The end is a long way away and South Africa will still have to bat well on a surface Piedt doesn't "foresee getting easier". But they have a handy lead and the comfort that their team selection - which includes two spinners as opposed to New Zealand's all-seam plus Rachin Ravindra attack - appears to be well thought out. Piedt was partly responsible for that. "I said it looks a bit bare compared to the Mount in Tauranga. We thought there was less covering on the pitch," he said. "That's worth the risk and fortunately it's paid off. And yesterday, when we saw Rachin bowl beautifully, with a couple spinning, we said it's the right decision and we just tried to pounce on that opportunity."

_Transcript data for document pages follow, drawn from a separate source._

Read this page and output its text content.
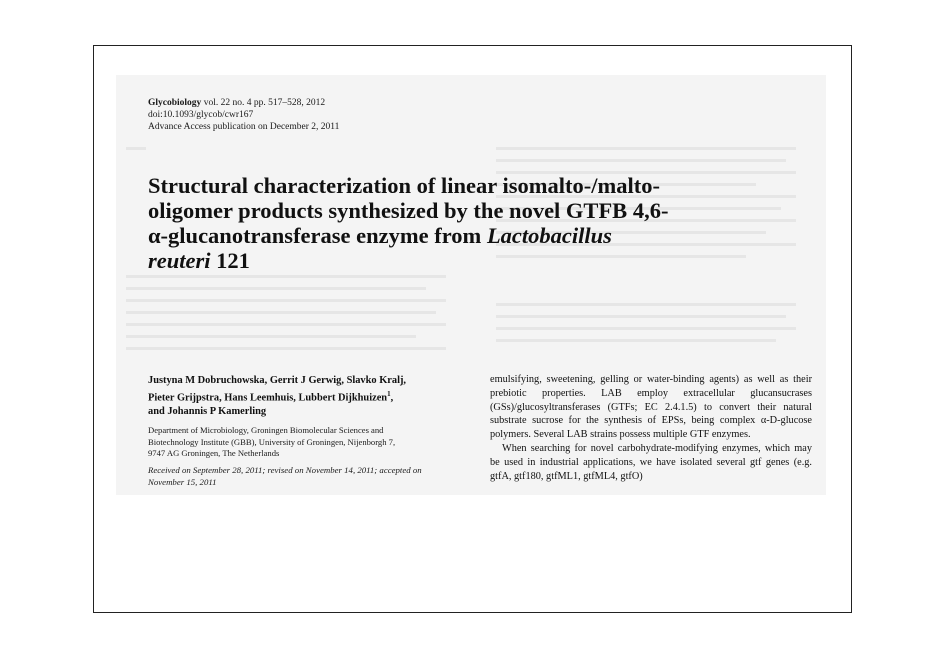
Glycobiology vol. 22 no. 4 pp. 517–528, 2012
doi:10.1093/glycob/cwr167
Advance Access publication on December 2, 2011
Structural characterization of linear isomalto-/malto-
oligomer products synthesized by the novel GTFB 4,6-
α-glucanotransferase enzyme from Lactobacillus
reuteri 121
Justyna M Dobruchowska, Gerrit J Gerwig, Slavko Kralj,
Pieter Grijpstra, Hans Leemhuis, Lubbert Dijkhuizen$^1$,
and Johannis P Kamerling
Department of Microbiology, Groningen Biomolecular Sciences and
Biotechnology Institute (GBB), University of Groningen, Nijenborgh 7,
9747 AG Groningen, The Netherlands
Received on September 28, 2011; revised on November 14, 2011; accepted on
November 15, 2011

emulsifying, sweetening, gelling or water-binding agents) as well as their prebiotic properties. LAB employ extracellular glucansucrases (GSs)/glucosyltransferases (GTFs; EC 2.4.1.5) to convert their natural substrate sucrose for the synthesis of EPSs, being complex α-D-glucose polymers. Several LAB strains possess multiple GTF enzymes.

When searching for novel carbohydrate-modifying enzymes, which may be used in industrial applications, we have isolated several gtf genes (e.g. gtfA, gtf180, gtfML1, gtfML4, gtfO)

And it will be their challenge to keep doing that as the game goes on. South Africa are well aware that in terms of experience and reputation, they are nowhere near New Zealand's calibre and they accept that handicap. "This New Zealand team is a quality Test team. We've seen this. They're actually a proper cricket team. They are not just going to give it away to you," Piedt said. "We know we are on the back foot all the time and we try to take those windows of opportunities."
But they also know that in terms of fighting spirit, they are among the best in the world and that is what they will be drawing on. "We've been quietly going about our business. The camaraderie has been really good. It's a tight knit team and when pressure situations come you can lean on the next guy," Piedt said.
Most of all, for someone like Piedt, who is more than likely making his comeback and final bow all at the same time, it's a chance to do something special and claim a piece of Test history that will be remembered far longer than an out-of-the-blue text. That's what Piedt is playing for, and for Misha and Dax, who were in attendance and all smiles to watch him live his Test dream. Again.